Or at the minimum, read last week’s article in the Wall Street Journal about the financial havoc caused when kids stop paying on their loans, leaving creditors to come after already cash-strapped parents.
Reports the Wall Street Journal:
“After years of facing all sorts of financial pressures they never expected, from adult kids moving back home to their own parents needing help to retire, empty nest parents are struggling with a new headache. Thinking it was only natural to want to help children and grandchildren, many co-signed student loans. Now, they’re becoming the latest victims of the nation’s mounting problem with student-loan debt, which surpassed the $1 trillion mark last year.”
5 tips to keep you from getting into trouble with student loans
Encourage your kids to think strategically before borrowing for school
How much do they expect to earn once they’re in the workforce, and what size monthly loan repayments will be required? Does the increase in earnings justify the investment, or should they consider a less expensive school or a pay-as-you-earn, part-time program?
Do your best to avoid co-signing student loans
Federal government student loans do not normally require a co-signer, so exhaust all federal loan programs including Stafford, PLUS and Grad PLUS loans before turning to private loans. Almost all private student loans, made through banks, will insist on a credit-worthy adult co-signer to ensure they get paid back. And in fact, it’s hard to blame them. According to the Consumer Financial Protection Bureau, cumulative defaults on private student loans already exceed $8 billion, and represent over 850,000 distinct loans.
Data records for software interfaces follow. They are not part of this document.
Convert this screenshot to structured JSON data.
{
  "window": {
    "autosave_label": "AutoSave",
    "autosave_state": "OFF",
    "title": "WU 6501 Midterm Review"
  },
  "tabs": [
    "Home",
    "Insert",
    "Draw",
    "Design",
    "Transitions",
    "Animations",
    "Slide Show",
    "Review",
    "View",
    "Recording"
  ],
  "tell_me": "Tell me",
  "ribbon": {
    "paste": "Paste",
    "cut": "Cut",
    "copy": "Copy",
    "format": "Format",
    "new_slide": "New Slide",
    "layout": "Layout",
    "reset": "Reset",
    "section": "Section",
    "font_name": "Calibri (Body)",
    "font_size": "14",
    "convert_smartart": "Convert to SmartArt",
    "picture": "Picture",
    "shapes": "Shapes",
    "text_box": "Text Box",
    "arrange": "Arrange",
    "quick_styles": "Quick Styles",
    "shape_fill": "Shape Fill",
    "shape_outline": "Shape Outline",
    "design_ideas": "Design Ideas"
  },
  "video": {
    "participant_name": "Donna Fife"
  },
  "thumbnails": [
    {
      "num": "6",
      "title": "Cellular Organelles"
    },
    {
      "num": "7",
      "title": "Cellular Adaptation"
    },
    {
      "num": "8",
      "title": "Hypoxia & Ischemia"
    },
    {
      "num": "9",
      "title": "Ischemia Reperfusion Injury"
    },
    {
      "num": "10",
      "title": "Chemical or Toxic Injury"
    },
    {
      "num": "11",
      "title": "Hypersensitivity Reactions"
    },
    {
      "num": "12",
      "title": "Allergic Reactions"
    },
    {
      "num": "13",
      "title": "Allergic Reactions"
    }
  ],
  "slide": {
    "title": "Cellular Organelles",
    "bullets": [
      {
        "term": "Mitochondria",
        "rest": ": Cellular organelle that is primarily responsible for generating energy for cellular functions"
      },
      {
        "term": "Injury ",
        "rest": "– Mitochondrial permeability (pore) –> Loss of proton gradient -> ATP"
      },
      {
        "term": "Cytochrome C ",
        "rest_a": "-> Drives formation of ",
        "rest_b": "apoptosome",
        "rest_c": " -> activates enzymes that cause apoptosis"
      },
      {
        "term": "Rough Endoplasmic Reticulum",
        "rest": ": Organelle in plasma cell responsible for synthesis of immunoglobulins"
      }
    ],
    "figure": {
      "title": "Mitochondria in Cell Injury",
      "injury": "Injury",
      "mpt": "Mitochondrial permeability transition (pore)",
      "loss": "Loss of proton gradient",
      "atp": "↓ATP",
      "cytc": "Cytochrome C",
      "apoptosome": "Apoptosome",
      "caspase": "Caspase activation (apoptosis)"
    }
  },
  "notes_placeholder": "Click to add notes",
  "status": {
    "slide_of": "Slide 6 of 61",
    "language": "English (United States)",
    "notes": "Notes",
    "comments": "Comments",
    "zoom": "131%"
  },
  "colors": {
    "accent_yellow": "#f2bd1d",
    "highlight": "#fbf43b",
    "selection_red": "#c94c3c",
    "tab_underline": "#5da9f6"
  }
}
Understand the differences between federal government loans and private loans before co-signing
Federal loans have fixed interest rates while most private loans have floating (and possibly increasing) interest rates. Private loans have fewer and less flexible repayment options if the student gets into trouble, so once in the hole, it’s harder to get out.
Consider the reality of your situation carefully; it’s OK to say “no”
Parents and grandparents who co-sign student loans may find themselves on the hook for repayment at the worst possible time — when they retire, downsize, or face growing medical bills. And what seems manageable today may not be so in the future, due to rising interest rates that make payments increase over time, or your own diminishing resources.
Make sure you truly understand what it means to co-sign a student loan
When you co-sign a loan, you are on the hook for full repayment if the other co-signer is not able to make payments. Experts warn it is extraordinarily difficult to get out of paying student loans, even in bankruptcy.